Google
Web         Gaudiya Discussions
Gaudiya Discussions Archive » TECH ISSUES
PC problems, recommended software, tips and tricks, coding and so forth. Things that make your life in the cyberspace easier.

Towards A Better Search -



braja - Wed, 25 May 2005 06:50:53 +0530
Has anyone given any thought to making a search interface for google that tries to cover common variants, HK, common fonts, etc.--a script of some kind that will dynamically convert a search for "krishna dasa" into a search for "krsnadas" "krsnadasa" "kåñëadäs" (Balaram) etc.

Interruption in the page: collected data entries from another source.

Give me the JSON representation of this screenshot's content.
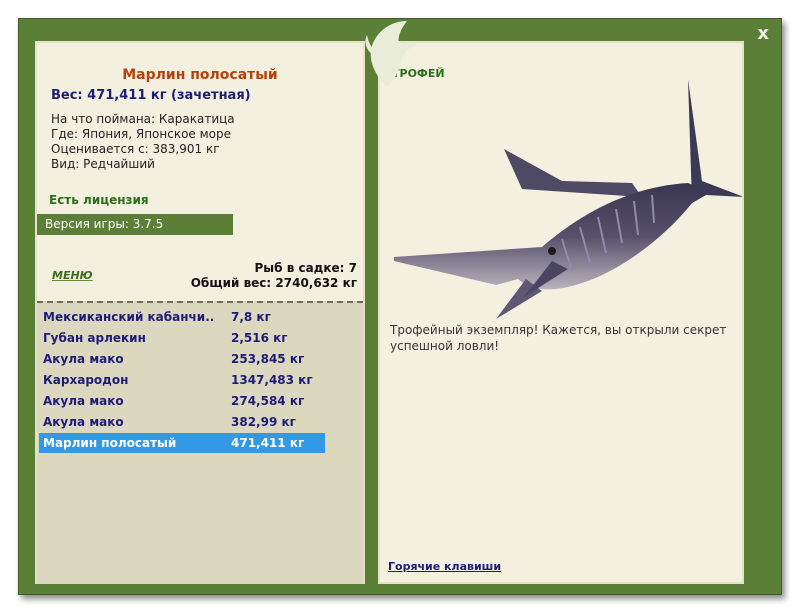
{
  "window": {
    "close_label": "x"
  },
  "fish": {
    "title": "Марлин полосатый",
    "weight_line": "Вес: 471,411 кг (зачетная)",
    "bait": "На что поймана: Каракатица",
    "location": "Где: Япония, Японское море",
    "valued_from": "Оценивается с: 383,901 кг",
    "rarity": "Вид: Редчайший"
  },
  "license": "Есть лицензия",
  "version": "Версия игры: 3.7.5",
  "menu_label": "МЕНЮ",
  "stats": {
    "fish_in_cage": "Рыб в садке: 7",
    "total_weight": "Общий вес: 2740,632 кг"
  },
  "catch_list": [
    {
      "name": "Мексиканский кабанчи...",
      "weight": "7,8 кг"
    },
    {
      "name": "Губан арлекин",
      "weight": "2,516 кг"
    },
    {
      "name": "Акула мако",
      "weight": "253,845 кг"
    },
    {
      "name": "Кархародон",
      "weight": "1347,483 кг"
    },
    {
      "name": "Акула мако",
      "weight": "274,584 кг"
    },
    {
      "name": "Акула мако",
      "weight": "382,99 кг"
    },
    {
      "name": "Марлин полосатый",
      "weight": "471,411 кг"
    }
  ],
  "selected_index": 6,
  "trophy_label": "ТРОФЕЙ",
  "trophy_text": "Трофейный экземпляр! Кажется, вы открыли секрет успешной ловли!",
  "hotkeys_label": "Горячие клавиши",
  "colors": {
    "frame": "#5b7f37",
    "panel": "#f3f0e0",
    "title": "#b8400a",
    "text_blue": "#1d1d78",
    "selection": "#3399e6"
  },
  "icons": {
    "logo": "leaping-fish-logo",
    "trophy_image": "striped-marlin-image"
  }
}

It seems Greasemonkey might be the place to start but I'm wondering whether the better approach would be a list of words with variants or whether, more simply, it could be based upon some form of logic, e.g. adding a final 'a' after a consonant, mapping a HK 'J' to both 'n' and the Balaramic 'ï' (~n)

thinking.gif
Madhava - Fri, 27 May 2005 05:58:31 +0530
First of all, one would have to settle on the formula in which the variants are produced. Basically the variants would then be fed to Google as OR separated. Of course, then you couldn't really run complex queries such as "searching for five word sentences" due to the incremental variants you'd end up with.

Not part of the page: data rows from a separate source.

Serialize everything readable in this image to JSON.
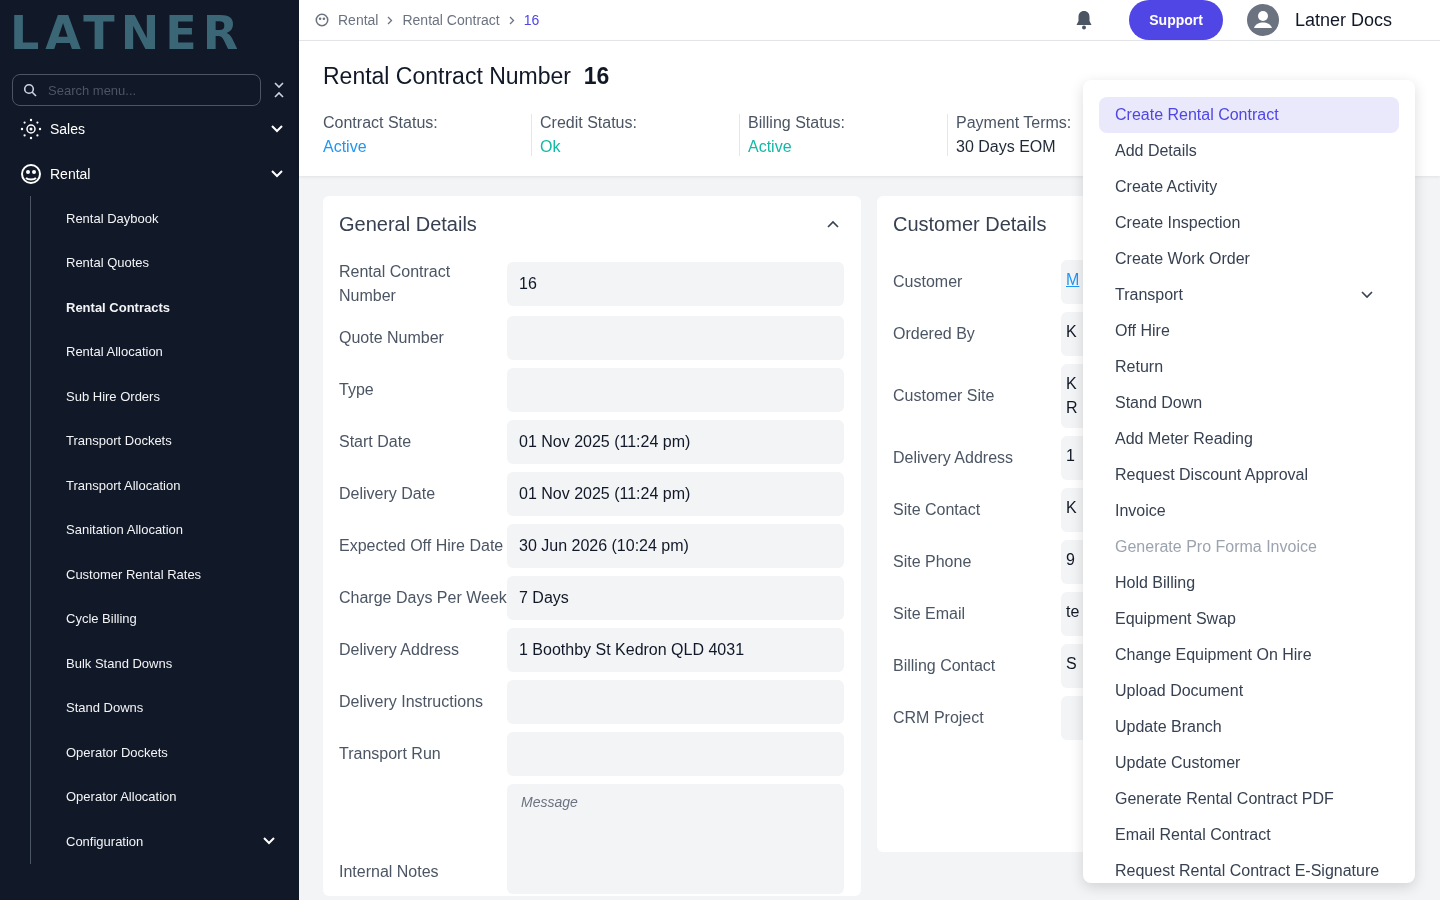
{
  "logo": "LATNER",
  "sidebar": {
    "search_placeholder": "Search menu...",
    "groups": [
      {
        "label": "Sales"
      },
      {
        "label": "Rental",
        "expanded": true,
        "children": [
          {
            "label": "Rental Daybook",
            "selected": false
          },
          {
            "label": "Rental Quotes",
            "selected": false
          },
          {
            "label": "Rental Contracts",
            "selected": true
          },
          {
            "label": "Rental Allocation",
            "selected": false
          },
          {
            "label": "Sub Hire Orders",
            "selected": false
          },
          {
            "label": "Transport Dockets",
            "selected": false
          },
          {
            "label": "Transport Allocation",
            "selected": false
          },
          {
            "label": "Sanitation Allocation",
            "selected": false
          },
          {
            "label": "Customer Rental Rates",
            "selected": false
          },
          {
            "label": "Cycle Billing",
            "selected": false
          },
          {
            "label": "Bulk Stand Downs",
            "selected": false
          },
          {
            "label": "Stand Downs",
            "selected": false
          },
          {
            "label": "Operator Dockets",
            "selected": false
          },
          {
            "label": "Operator Allocation",
            "selected": false
          },
          {
            "label": "Configuration",
            "selected": false,
            "has_children": true
          }
        ]
      }
    ]
  },
  "breadcrumb": [
    "Rental",
    "Rental Contract",
    "16"
  ],
  "header": {
    "support": "Support",
    "user": "Latner Docs"
  },
  "title": {
    "label": "Rental Contract Number",
    "number": "16"
  },
  "statuses": [
    {
      "label": "Contract Status:",
      "value": "Active",
      "color": "#2196f3"
    },
    {
      "label": "Credit Status:",
      "value": "Ok",
      "color": "#14b8a6"
    },
    {
      "label": "Billing Status:",
      "value": "Active",
      "color": "#14b8a6"
    },
    {
      "label": "Payment Terms:",
      "value": "30 Days EOM",
      "color": "#1f2937"
    }
  ],
  "general": {
    "title": "General Details",
    "expanded": true,
    "rows": [
      {
        "label": "Rental Contract Number",
        "value": "16"
      },
      {
        "label": "Quote Number"
      },
      {
        "label": "Type"
      },
      {
        "label": "Start Date",
        "value": "01 Nov 2025 (11:24 pm)"
      },
      {
        "label": "Delivery Date",
        "value": "01 Nov 2025 (11:24 pm)"
      },
      {
        "label": "Expected Off Hire Date",
        "value": "30 Jun 2026 (10:24 pm)"
      },
      {
        "label": "Charge Days Per Week",
        "value": "7 Days"
      },
      {
        "label": "Delivery Address",
        "value": "1 Boothby St Kedron QLD 4031"
      },
      {
        "label": "Delivery Instructions"
      },
      {
        "label": "Transport Run"
      },
      {
        "label": "Internal Notes",
        "kind": "textarea",
        "placeholder": "Message"
      }
    ]
  },
  "customer": {
    "title": "Customer Details",
    "rows": [
      {
        "label": "Customer",
        "lines": [
          "M"
        ],
        "kind": "link"
      },
      {
        "label": "Ordered By",
        "lines": [
          "K"
        ]
      },
      {
        "label": "Customer Site",
        "lines": [
          "K",
          "R"
        ]
      },
      {
        "label": "Delivery Address",
        "lines": [
          "1"
        ]
      },
      {
        "label": "Site Contact",
        "lines": [
          "K"
        ]
      },
      {
        "label": "Site Phone",
        "lines": [
          "9"
        ]
      },
      {
        "label": "Site Email",
        "lines": [
          "te"
        ]
      },
      {
        "label": "Billing Contact",
        "lines": [
          "S"
        ]
      },
      {
        "label": "CRM Project",
        "lines": []
      }
    ]
  },
  "menu": [
    {
      "label": "Create Rental Contract",
      "selected": true,
      "disabled": false
    },
    {
      "label": "Add Details",
      "selected": false,
      "disabled": false
    },
    {
      "label": "Create Activity",
      "selected": false,
      "disabled": false
    },
    {
      "label": "Create Inspection",
      "selected": false,
      "disabled": false
    },
    {
      "label": "Create Work Order",
      "selected": false,
      "disabled": false
    },
    {
      "label": "Transport",
      "selected": false,
      "disabled": false,
      "has_submenu": true
    },
    {
      "label": "Off Hire",
      "selected": false,
      "disabled": false
    },
    {
      "label": "Return",
      "selected": false,
      "disabled": false
    },
    {
      "label": "Stand Down",
      "selected": false,
      "disabled": false
    },
    {
      "label": "Add Meter Reading",
      "selected": false,
      "disabled": false
    },
    {
      "label": "Request Discount Approval",
      "selected": false,
      "disabled": false
    },
    {
      "label": "Invoice",
      "selected": false,
      "disabled": false
    },
    {
      "label": "Generate Pro Forma Invoice",
      "selected": false,
      "disabled": true
    },
    {
      "label": "Hold Billing",
      "selected": false,
      "disabled": false
    },
    {
      "label": "Equipment Swap",
      "selected": false,
      "disabled": false
    },
    {
      "label": "Change Equipment On Hire",
      "selected": false,
      "disabled": false
    },
    {
      "label": "Upload Document",
      "selected": false,
      "disabled": false
    },
    {
      "label": "Update Branch",
      "selected": false,
      "disabled": false
    },
    {
      "label": "Update Customer",
      "selected": false,
      "disabled": false
    },
    {
      "label": "Generate Rental Contract PDF",
      "selected": false,
      "disabled": false
    },
    {
      "label": "Email Rental Contract",
      "selected": false,
      "disabled": false
    },
    {
      "label": "Request Rental Contract E-Signature",
      "selected": false,
      "disabled": false
    }
  ]
}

Mapping non-diacritic words to Balaram encoding would require a large dictionary of Sanskrit words, I don't think that's a feasible approach for a browser-end application. It would work server-end.

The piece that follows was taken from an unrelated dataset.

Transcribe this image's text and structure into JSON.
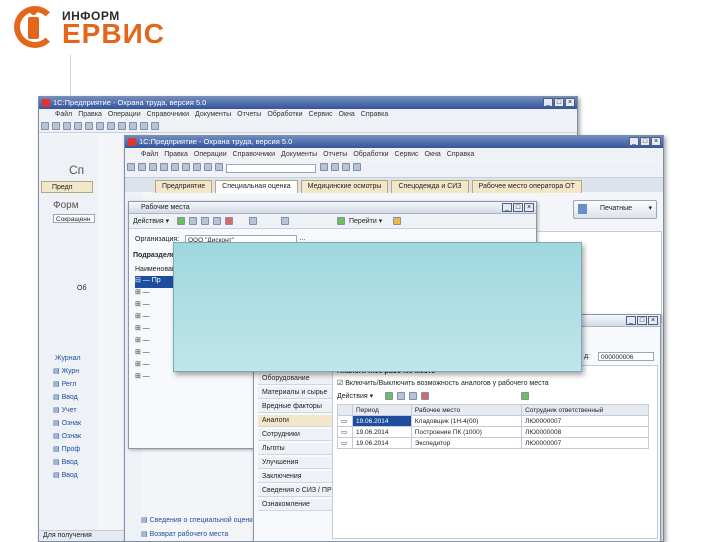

Developing a logic for sane conversions may end up being a mighty task. From H-K and Balaram to plain text and between the two isn't an issue, that's simple mechanics. However, guessing the H-K and Balaram equivalents of plain text terms is a mighty task as logic-based. However as a database based solution with the aforesaid dictionary with plain text equivalents it wouldn't be that hard.

Then again, cross-referencing large dictionaries in an application such as a front-end to a search engine may turn out to be rather resource intensive for a server.

Off the top of my head.